In a thrilling race, the Kiwis started strong and took charge from the second 500m, holding off the Germans and Brits at the end.
Always a chance for a medal, few genuinely thought they would match the favoured Germans but New Zealand took control at the halfway mark, put distance on the field at the three-quarter pole and never looked like relinquishing the lead in the home straight.
Cue scenes of jubilation as the crew smashed the tranquil Sea Forest waterway with their fists, screamed in exultation and engaged in the sort of awkward hugs the confined spaces of a skiff allows for.
It is the first gold in the eight since Munich – forever remembered as the first time God Defend New Zealand had rung out over an Olympic tannoy – and the first medal in the discipline since Montreal in 1976.

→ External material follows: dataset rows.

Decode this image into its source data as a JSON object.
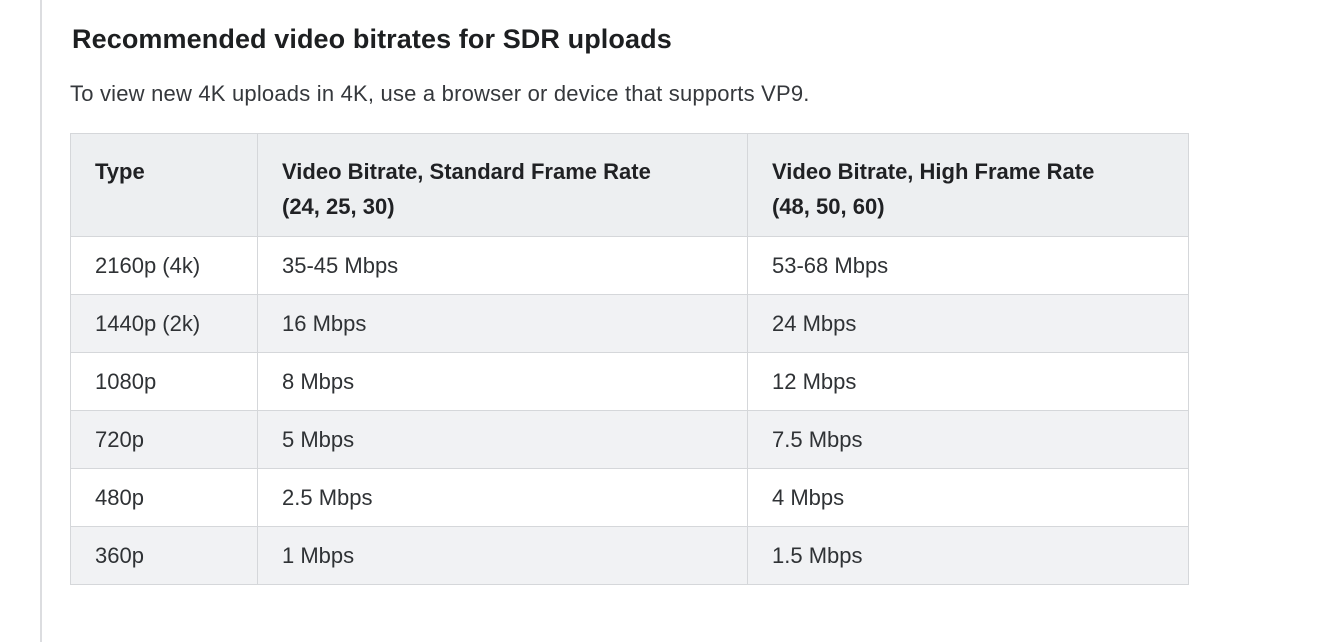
{
  "page": {
    "title": "Recommended video bitrates for SDR uploads",
    "intro": "To view new 4K uploads in 4K, use a browser or device that supports VP9."
  },
  "colors": {
    "table_header_bg": "#edeff1",
    "table_stripe_bg": "#f1f2f4",
    "table_border": "#d5d7da",
    "left_divider": "#dcdde0",
    "heading_text": "#1d1f21",
    "body_text": "#35383c"
  },
  "table": {
    "columns": [
      {
        "title": "Type",
        "sub": ""
      },
      {
        "title": "Video Bitrate, Standard Frame Rate",
        "sub": "(24, 25, 30)"
      },
      {
        "title": "Video Bitrate, High Frame Rate",
        "sub": "(48, 50, 60)"
      }
    ],
    "rows": [
      {
        "type": "2160p (4k)",
        "standard_frame_rate": "35-45 Mbps",
        "high_frame_rate": "53-68 Mbps"
      },
      {
        "type": "1440p (2k)",
        "standard_frame_rate": "16 Mbps",
        "high_frame_rate": "24 Mbps"
      },
      {
        "type": "1080p",
        "standard_frame_rate": "8 Mbps",
        "high_frame_rate": "12 Mbps"
      },
      {
        "type": "720p",
        "standard_frame_rate": "5 Mbps",
        "high_frame_rate": "7.5 Mbps"
      },
      {
        "type": "480p",
        "standard_frame_rate": "2.5 Mbps",
        "high_frame_rate": "4 Mbps"
      },
      {
        "type": "360p",
        "standard_frame_rate": "1 Mbps",
        "high_frame_rate": "1.5 Mbps"
      }
    ]
  }
}
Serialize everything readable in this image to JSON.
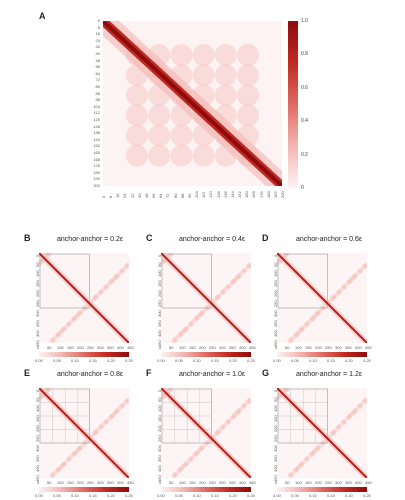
{
  "panels": {
    "A": {
      "letter": "A"
    },
    "B": {
      "letter": "B",
      "title": "anchor-anchor = 0.2ε"
    },
    "C": {
      "letter": "C",
      "title": "anchor-anchor = 0.4ε"
    },
    "D": {
      "letter": "D",
      "title": "anchor-anchor = 0.6ε"
    },
    "E": {
      "letter": "E",
      "title": "anchor-anchor = 0.8ε"
    },
    "F": {
      "letter": "F",
      "title": "anchor-anchor = 1.0ε"
    },
    "G": {
      "letter": "G",
      "title": "anchor-anchor = 1.2ε"
    }
  },
  "panel_a": {
    "row_ticks": [
      "0",
      "8",
      "16",
      "24",
      "32",
      "40",
      "48",
      "56",
      "64",
      "72",
      "80",
      "88",
      "96",
      "104",
      "112",
      "120",
      "128",
      "136",
      "144",
      "152",
      "160",
      "168",
      "176",
      "184",
      "192",
      "200"
    ],
    "col_ticks": [
      "0",
      "8",
      "16",
      "24",
      "32",
      "40",
      "48",
      "56",
      "64",
      "72",
      "80",
      "88",
      "96",
      "104",
      "112",
      "120",
      "128",
      "136",
      "144",
      "152",
      "160",
      "168",
      "176",
      "184",
      "192",
      "200"
    ],
    "colorbar_ticks": [
      "1.0",
      "0.8",
      "0.6",
      "0.4",
      "0.2",
      "0"
    ]
  },
  "small_panels": {
    "axis_ticks": [
      "0",
      "50",
      "100",
      "150",
      "200",
      "250",
      "300",
      "350",
      "400",
      "450"
    ],
    "colorbar_ticks": [
      "0.00",
      "0.05",
      "0.10",
      "0.15",
      "0.20",
      "0.25"
    ]
  },
  "colors": {
    "dark": "#8e0b0b",
    "mid": "#c02a22",
    "light": "#f3b6b3",
    "bg": "#fdf3f3"
  }
}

The silver for the women’s eight meant a second medal in two days for Kerri Gowler and Grace Prendergast, who won gold in the women’s pair yesterday.
The Canada team in the end proved too good for the favoured New Zealand women's eight and took out the gold.
Canada led the race from the start. The Kiwis looked like they were gaining ground about halfway through but couldn't quite peg them back. China made a late push but it wasn't enough to overtake the Kiwis and they took the bronze medal.
The medals today take New Zealand's count to seven - three golds, three silvers and a bronze - at this year's games, and vaulted the Kiwi contingent up the table to 11th immediately following the men's race.
Earlier Twigg smashed the Olympic record to claim gold for New Zealand.
After a commanding performance in her semifinal yesterday, Twigg led pretty much from the start and eased to victory over the Russian Olympic Committee's Hanna Prakatsen and Austria's Magdalena Lobnig.
Twigg won in an Olympic best time of 7m 13.97s, blitzing the field. Prakatsen took silver in 7m 17.39 and Lobnig 7m 19.72s.
Twigg held a small lead at 500m, and turned that into a commanding one at the halfway mark.
Prakatsen overcame a slow start to move through the field but was unable to chase Twigg down with her trademark strong finish.
Lost for words
Twigg was in disbelief following her win.
"I can't believe it. Crossing the line I was in disbelief.
"I didn't actually hear the hooter but I'm just lost for words. So many disappointments over the years but I need to thank my team. Just lost for words.
"I think it's going to take some time to sink in. I feel like this is fate. It's an amazing feeling.
"I felt pretty comfortable and knew my times were good through early rounds. It's going to be a pretty special day.
"To my beautiful wife, I'm a very lucky girl. It's a dream come true."
In her fourth A final at an Olympics, Twigg, 34, now has sixth, fourth, fourth and this victory beside her name.
The men's eight are set to follow soon after the women's eight.